Algorithm of the metastatic NSCLC treatment.

   Abstract

   We have approached the ceiling for chemotherapy in advanced NSCLC, median survival being 8-10 months in randomized phase 3 trials. Adding 3rd active agent to platinum doublet did not increase efficacy, but increased toxicity. Exception to this were Bevacizumab and Cetuximab,with these agents in lung adenocarcinomas the median overall survival (OS) reached 12 months. When gefitinib was tried in Asiatic population, in EGFR positive tumors for activating mutations on exons 19 and 21, response rate (RR) was over 70 %, progression free survival (PFS) 9-10 months and median OS was around 2 years. Optimal and Eurtac trials with Erlotinib demonstrated similar efficacy, Eurtac in Caucasian population, with benefit also for male patients, current or ex-smokers and even for non-adenocarcinomas. Exon 19 was the best EGFR mutations for PFS. Many patients on these trials crossed over or had further lines of treatments, thus OS did not significantly differ. Adverse events were mainly rash or diarrhea.

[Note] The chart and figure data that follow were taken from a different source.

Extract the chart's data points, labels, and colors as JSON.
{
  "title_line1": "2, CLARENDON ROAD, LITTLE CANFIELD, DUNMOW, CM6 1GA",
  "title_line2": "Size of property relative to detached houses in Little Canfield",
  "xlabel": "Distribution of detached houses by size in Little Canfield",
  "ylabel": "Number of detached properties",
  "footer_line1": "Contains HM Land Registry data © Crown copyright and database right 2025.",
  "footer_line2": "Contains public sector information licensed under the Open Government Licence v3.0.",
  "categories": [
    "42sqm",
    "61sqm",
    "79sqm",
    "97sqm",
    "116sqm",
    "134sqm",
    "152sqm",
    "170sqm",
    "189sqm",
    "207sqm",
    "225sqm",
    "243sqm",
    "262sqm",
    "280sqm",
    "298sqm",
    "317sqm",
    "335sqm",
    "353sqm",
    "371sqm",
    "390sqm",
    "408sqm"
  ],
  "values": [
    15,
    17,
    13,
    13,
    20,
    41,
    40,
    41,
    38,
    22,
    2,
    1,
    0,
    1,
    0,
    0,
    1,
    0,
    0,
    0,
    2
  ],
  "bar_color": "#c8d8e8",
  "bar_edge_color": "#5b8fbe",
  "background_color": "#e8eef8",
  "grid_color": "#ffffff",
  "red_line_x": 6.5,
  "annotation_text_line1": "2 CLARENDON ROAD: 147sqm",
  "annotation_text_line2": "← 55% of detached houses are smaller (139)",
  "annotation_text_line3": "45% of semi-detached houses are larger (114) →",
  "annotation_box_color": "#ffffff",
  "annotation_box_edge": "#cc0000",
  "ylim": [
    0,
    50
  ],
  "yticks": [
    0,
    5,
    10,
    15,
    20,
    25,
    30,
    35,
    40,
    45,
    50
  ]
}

   In second-line therapy the efficacy of Pemetrexed, Docetaxel or Erlotinib is equal, but convenience and toxicity profile are better with Erlotinib, which can be administered even for years. As we loose patients, about 40 % for each next line of treatment, it is important to administer the best treatment each line. INTEREST trial demonstrated that we can give patients Docetaxel as a 3rd line treatment without a loss of benefit.

   Many questions are still unanswered for maintenance therapy, i.e. chemotherapy vs targeted one, which Rx for adenocarci- noma vs squamous cell cancer, for responders vs non-responders to first-line chemotherapy, PS (performance status) 2 patients etc. The most important is to discuss this option with the patients, who know they have, most of the time, only months to live and often they need a break from their treatments.

   New generation, oral, irreversible ErbB receptor family inhibitor Afatinib has a high potency and selectivity for EGFR, HER2 and HER4. LUX- LUNG 1 trial was randomized, phase 3 trial, where 585 patients were randomized 2:1 to 50 mg Afatinib daily + BSC vs Placebo+BSC, primary endpoint was OS. Patients had to receive 1-2 chemotherapy regimens and had to be on EGFR- TKIs for at least 3 months without disease progression. Median duration of prior EGFR-TKIs was 10.2 months, 45 % patients had PR/CR on prior EGFR-TKIs. Median PFS was 3.3 months on Afatinib, 1.1 months on Placebo, HR=0.38, p<0.0001. Median OS 11.7 vs 11 months on Placebo vs Afatinib, HR=1.001, p= 0.502, seventy nine percent of patients on placebo arm received further lines of treatments.

   Conclusion:

   We are entering an era of personalized medicine, where each line of treatment will be on the basis of the tumor analysis. Re-biopsy of the tumor will be in order to analyze for possible development of new mutation/resistance mutation, and thus enable individualized treatment strategies.